Sep 4, 2023

Molecular assembler

Posted by in categories: bioengineering, biological, chemistry, food, nanotechnology, particle physics, robotics/AI

A molecular assembler, as defined by K. Eric Drexler, is a “proposed device able to guide chemical reactions by positioning reactive molecules with atomic precision”. A molecular assembler is a kind of molecular machine. Some biological molecules such as ribosomes fit this definition. This is because they receive instructions from messenger RNA and then assemble specific sequences of amino acids to construct protein molecules. However, the term “molecular assembler” usually refers to theoretical human-made devices.

Beginning in 2007, the British Engineering and Physical Sciences Research Council has funded development of ribosome-like molecular assemblers. Clearly, molecular assemblers are possible in this limited sense. A technology roadmap project, led by the Battelle Memorial Institute and hosted by several U.S. National Laboratories has explored a range of atomically precise fabrication technologies, including both early-generation and longer-term prospects for programmable molecular assembly; the report was released in December, 2007. In 2008 the Engineering and Physical Sciences Research Council provided funding of 1.5 million pounds over six years for research working towards mechanized mechanosynthesis, in partnership with the Institute for Molecular Manufacturing, amongst others. Likewise, the term “molecular assembler” has been used in science fiction and popular culture to refer to a wide range of fantastic atom-manipulating nanomachines, many of which may be physically impossible in reality. Much of the controversy regarding “molecular assemblers” results from the confusion in the use of the name for both technical concepts and popular fantasies.

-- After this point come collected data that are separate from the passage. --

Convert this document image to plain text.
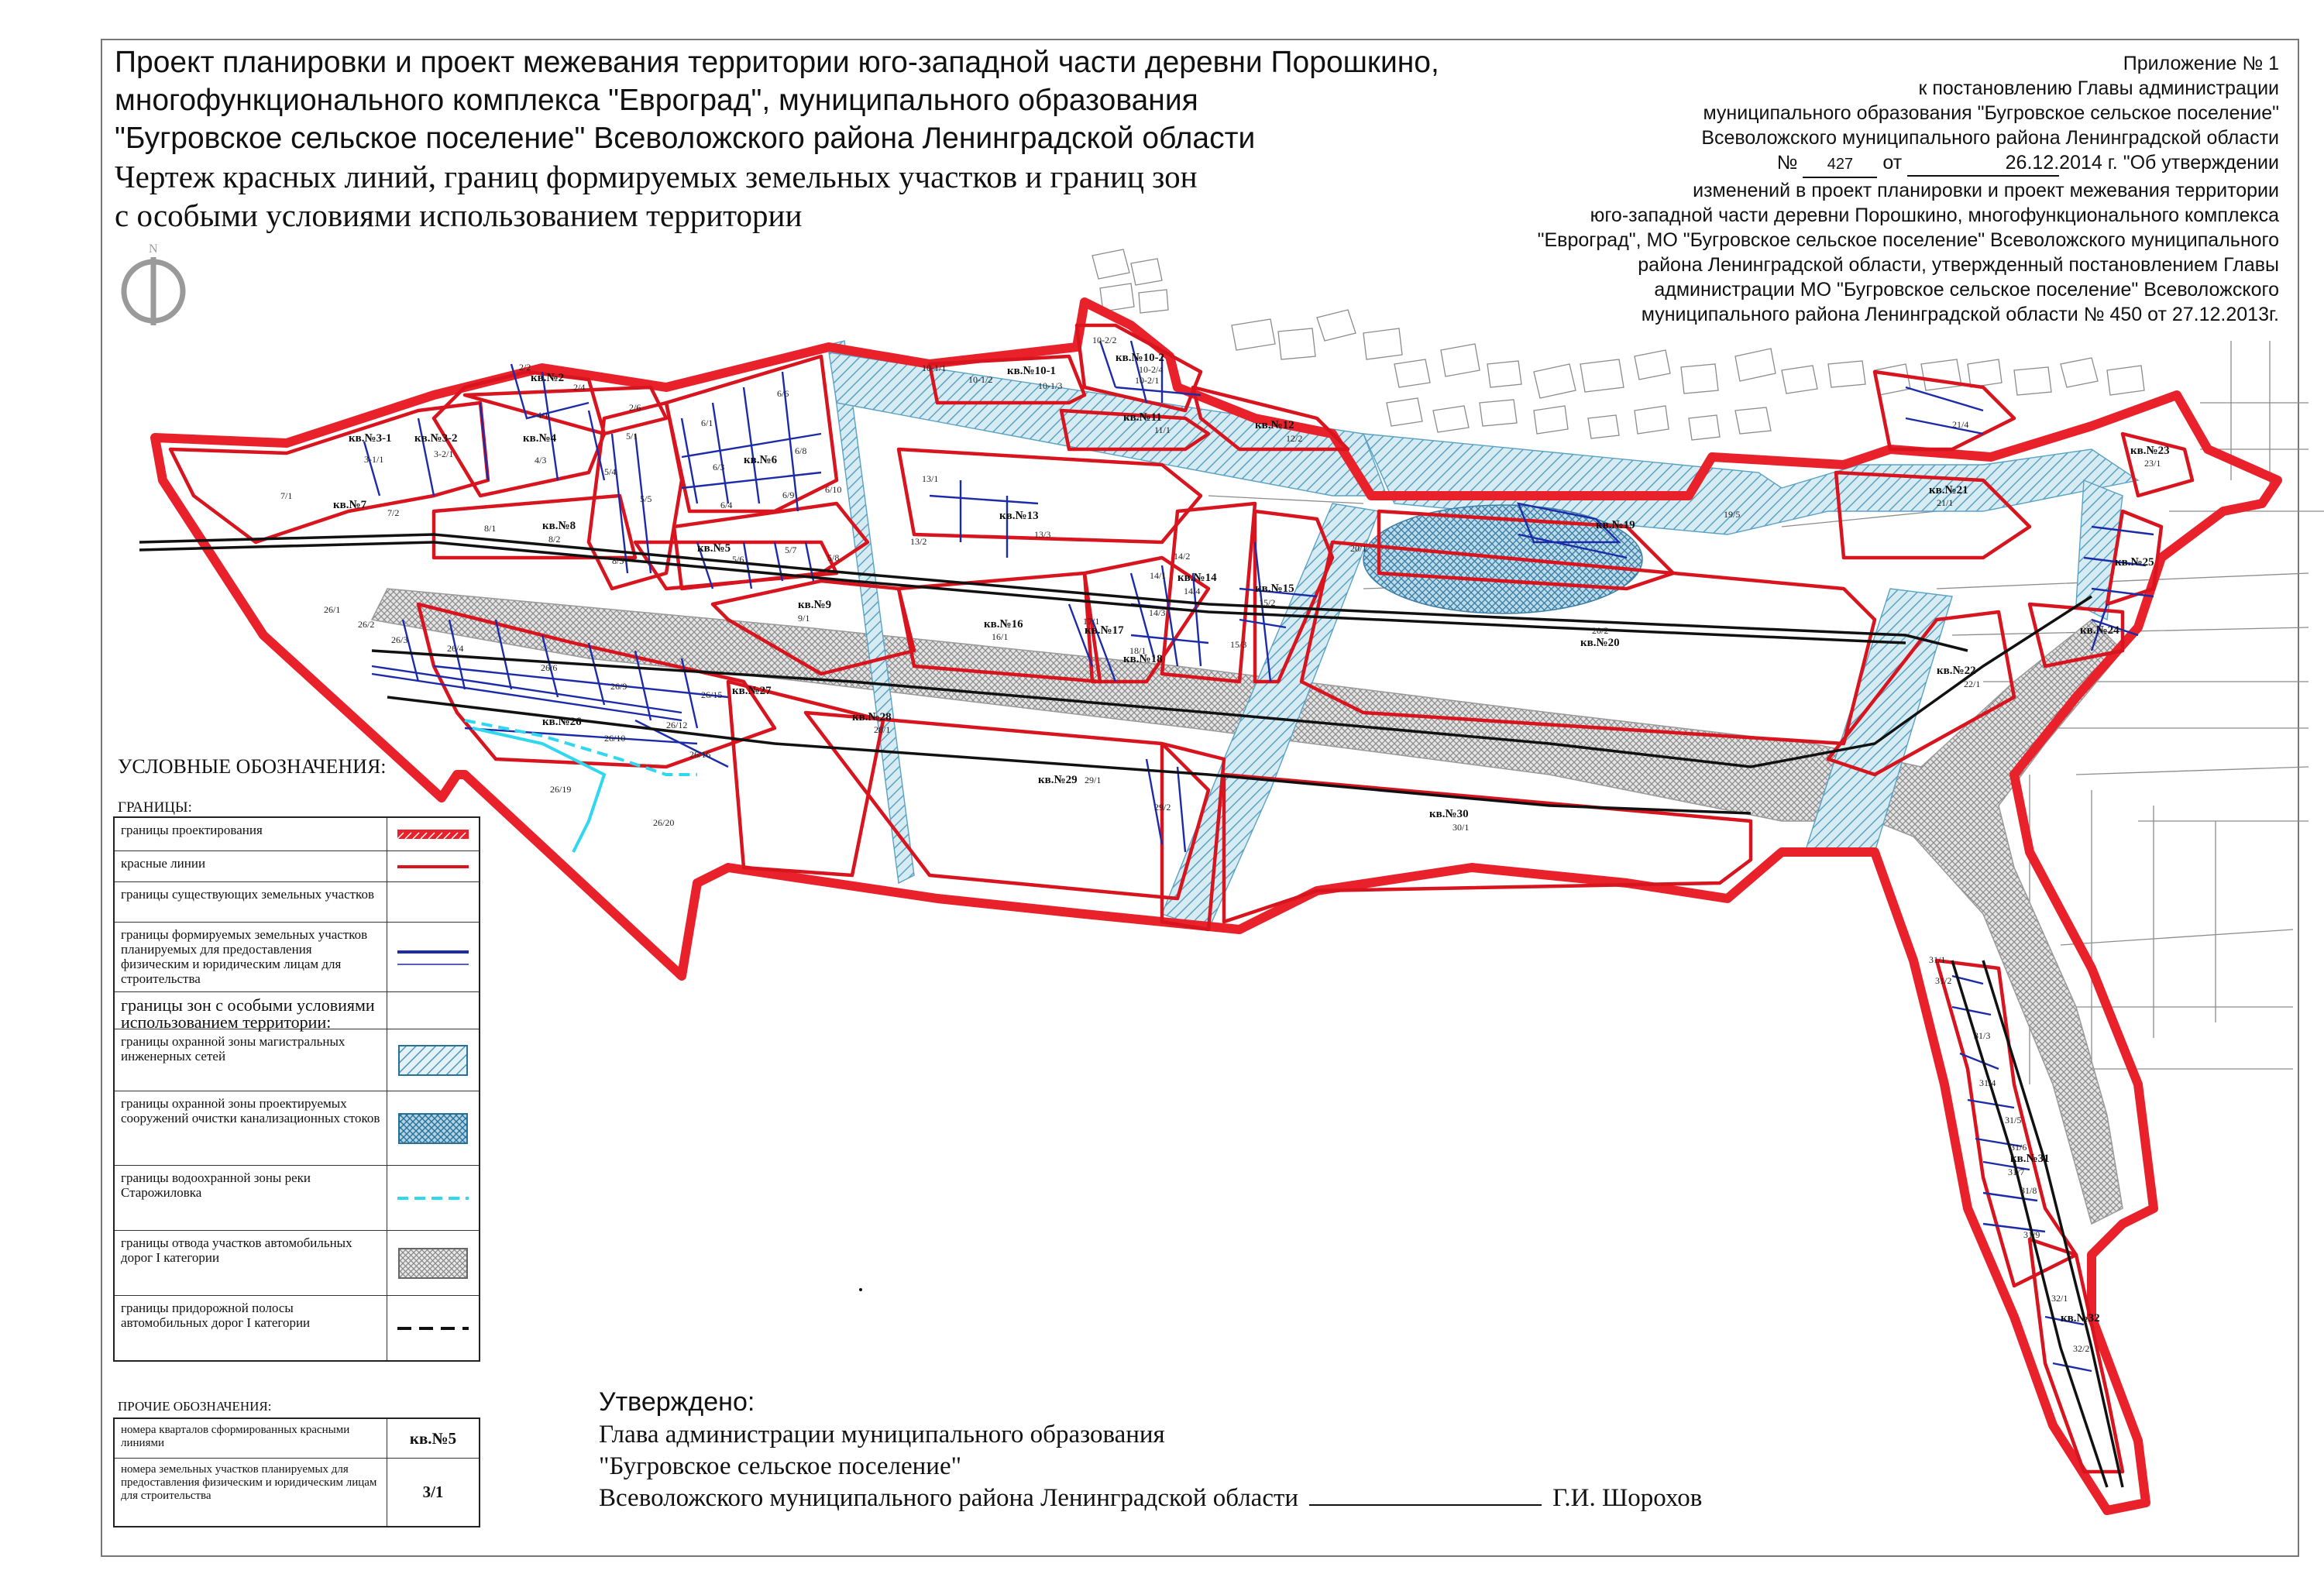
Проект планировки и проект межевания территории юго-западной части деревни Порошкино,
многофункционального комплекса "Евроград", муниципального образования
"Бугровское сельское поселение" Всеволожского района Ленинградской области
Чертеж красных линий, границ формируемых земельных участков и границ зон
с особыми условиями использованием территории
Приложение № 1
к постановлению Главы администрации
муниципального образования "Бугровское сельское поселение"
Всеволожского муниципального района Ленинградской области
№ 427 от	26.12.2014 г. "Об утверждении
изменений в проект планировки и проект межевания территории
юго-западной части деревни Порошкино, многофункционального комплекса
"Евроград", МО "Бугровское сельское поселение" Всеволожского муниципального
района Ленинградской области, утвержденный постановлением Главы
администрации МО "Бугровское сельское поселение" Всеволожского
муниципального района Ленинградской области № 450 от 27.12.2013г.
N
кв.№3-1 кв.№3-2
кв.№2
кв.№4
кв.№5
кв.№6
кв.№7
кв.№8
кв.№9
кв.№10-1
кв.№10-2
кв.№11
кв.№12
кв.№13
кв.№14
кв.№15
кв.№16	кв.№17
кв.№18
кв.№19
кв.№20
кв.№21
кв.№22
кв.№23
кв.№24
кв.№25
кв.№26
кв.№27
кв.№28
кв.№29
кв.№30
кв.№31
кв.№32
3-1/1	3-2/1
2/2
2/4
2/6
4/1
4/3
5/1
5/4
5/5
5/6
5/7
5/8
6/1
6/3
6/4
6/6
6/8
6/9	6/10
7/1
7/2
8/1
8/2
8/3
9/1
10-1/1
10-1/2
10-1/3	10-2/1
10-2/2
10-2/4
11/1
12/2
13/1
13/2
13/3
14/1
14/2
14/3
14/4
15/2
15/3
16/1
17/1
18/1
19/5
20/1
20/2
21/1
21/4
22/1
23/1
26/1
26/2
26/3
26/4
26/6
26/9
26/10
26/12
26/15
26/16
26/19
26/20
28/1
29/1
29/2
30/1
31/1
31/2
31/3
31/4
31/5
31/6
31/7
31/8
31/9
32/1
32/2
УСЛОВНЫЕ ОБОЗНАЧЕНИЯ:
ГРАНИЦЫ:
границы проектирования
красные линии
границы существующих земельных участков
границы формируемых земельных участков планируемых для предоставления физическим и юридическим лицам для строительства
границы зон с особыми условиями использованием территории:
границы охранной зоны магистральных инженерных сетей
границы охранной зоны проектируемых сооружений очистки канализационных стоков
границы водоохранной зоны реки Старожиловка
границы отвода участков автомобильных дорог I категории
границы придорожной полосы автомобильных дорог I категории
ПРОЧИЕ ОБОЗНАЧЕНИЯ:
номера кварталов сформированных красными линиями	кв.№5
номера земельных участков планируемых для предоставления физическим и юридическим лицам для строительства	3/1
Утверждено:
Глава администрации муниципального образования
"Бугровское сельское поселение"
Всеволожского муниципального района Ленинградской области	Г.И. Шорохов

In 1992, Drexler introduced the related but better-understood term “molecular manufacturing”, which he defined as the programmed “chemical synthesis of complex structures by mechanically positioning reactive molecules, not by manipulating individual atoms”.This article mostly discusses “molecular assemblers” in the popular sense. These include hypothetical machines that manipulate individual atoms and machines with organism-like self-replicating abilities, mobility, ability to consume food, and so forth. These are quite different from devices that merely (as defined above) “guide chemical reactions by positioning reactive molecules with atomic precision”.

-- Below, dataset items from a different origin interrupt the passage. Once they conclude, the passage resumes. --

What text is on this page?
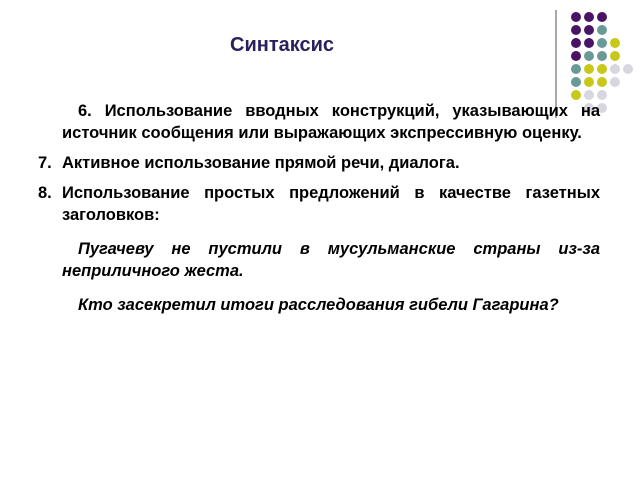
Синтаксис

6. Использование вводных конструкций, указывающих на источник сообщения или выражающих экспрессивную оценку.

7. Активное использование прямой речи, диалога.
8. Использование простых предложений в качестве газетных заголовков:

Пугачеву не пустили в мусульманские страны из-за неприличного жеста.

Кто засекретил итоги расследования гибели Гагарина?
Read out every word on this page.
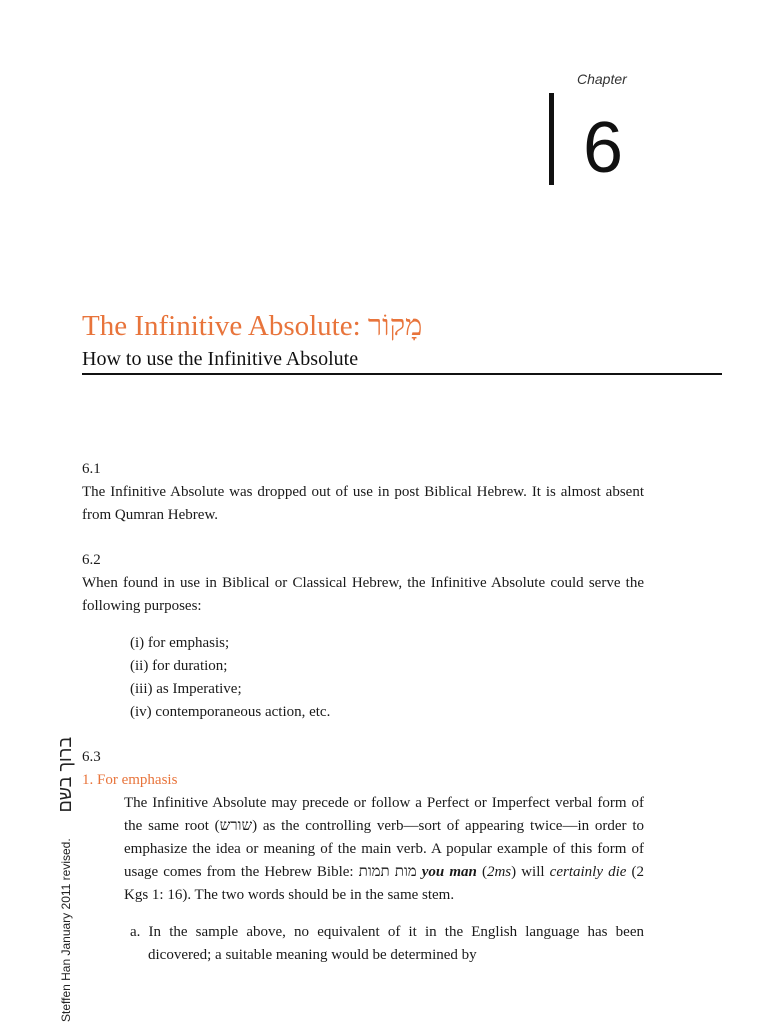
Chapter
6
The Infinitive Absolute: מָקוֹר
How to use the Infinitive Absolute

6.1

The Infinitive Absolute was dropped out of use in post Biblical Hebrew. It is almost absent from Qumran Hebrew.

6.2

When found in use in Biblical or Classical Hebrew, the Infinitive Absolute could serve the following purposes:

(i) for emphasis;
(ii) for duration;
(iii) as Imperative;
(iv) contemporaneous action, etc.

6.3

1. For emphasis

The Infinitive Absolute may precede or follow a Perfect or Imperfect verbal form of the same root (שורש) as the controlling verb—sort of appearing twice—in order to emphasize the idea or meaning of the main verb. A popular example of this form of usage comes from the Hebrew Bible: מות תמות you man (2ms) will certainly die (2 Kgs 1: 16). The two words should be in the same stem.

a. In the sample above, no equivalent of it in the English language has been dicovered; a suitable meaning would be determined by

Steffen Han January 2011 revised.
ברוך בשם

Because synthetic molecular assemblers have never been constructed and because of the confusion regarding the meaning of the term, there has been much controversy as to whether “molecular assemblers” are possible or simply science fiction. Confusion and controversy also stem from their classification as nanotechnology, which is an active area of laboratory research which has already been applied to the production of real products; however, there had been, until recently, no research efforts into the actual construction of “molecular assemblers”.

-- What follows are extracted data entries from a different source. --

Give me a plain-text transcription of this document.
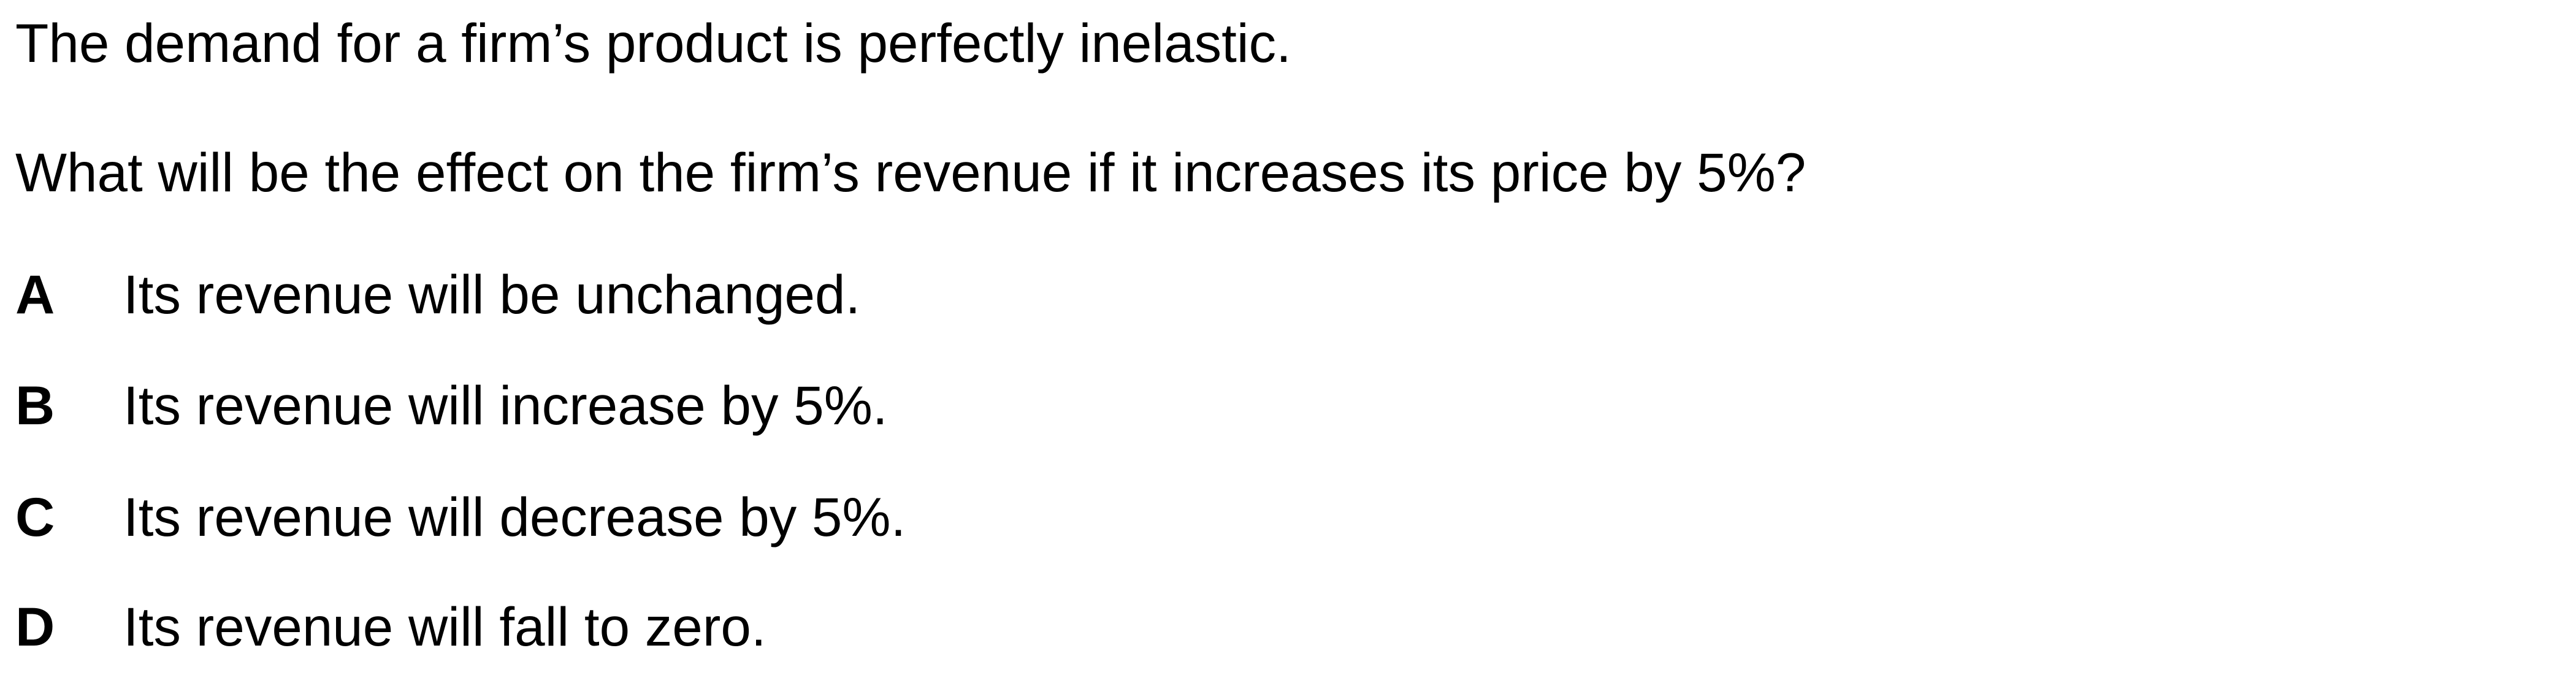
The demand for a firm’s product is perfectly inelastic.
What will be the effect on the firm’s revenue if it increases its price by 5%?
A Its revenue will be unchanged.
B Its revenue will increase by 5%.
C Its revenue will decrease by 5%.
D Its revenue will fall to zero.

Nonetheless, a 2013 paper by David Leigh’s group, published in the journal Science, details a new method of synthesizing a peptide in a sequence-specific manner by using an artificial molecular machine that is guided by a molecular strand. This functions in the same way as a ribosome building proteins by assembling amino acids according to a messenger RNA blueprint. The structure of the machine is based on a rotaxane, which is a molecular ring sliding along a molecular axle. The ring carries a thiolate group which removes amino acids in sequence from the axle, transferring them to a peptide assembly site. In 2018, the same group published a more advanced version of this concept in which the molecular ring shuttles along a polymeric track to assemble an oligopeptide that can fold into a α-helix that can perform the enantioselective epoxidation of a chalcone derivative (in a way reminiscent to the ribosome assembling an enzyme). In another paper published in Science in March 2015, chemists at the University of Illinois report a platform that automates the synthesis of 14 classes of small molecules, with thousands of compatible building blocks. In 2017 David Leigh’s group reported a molecular robot that could be programmed to construct any one of four different stereoisomers of a molecular product by using a nanomechanical robotic arm to move a molecular substrate between different reactive sites of an artificial molecular machine. An accompanying News and Views article, titled ‘A molecular assembler’, outlined the operation of the molecular robot as effectively a prototypical molecular assembler.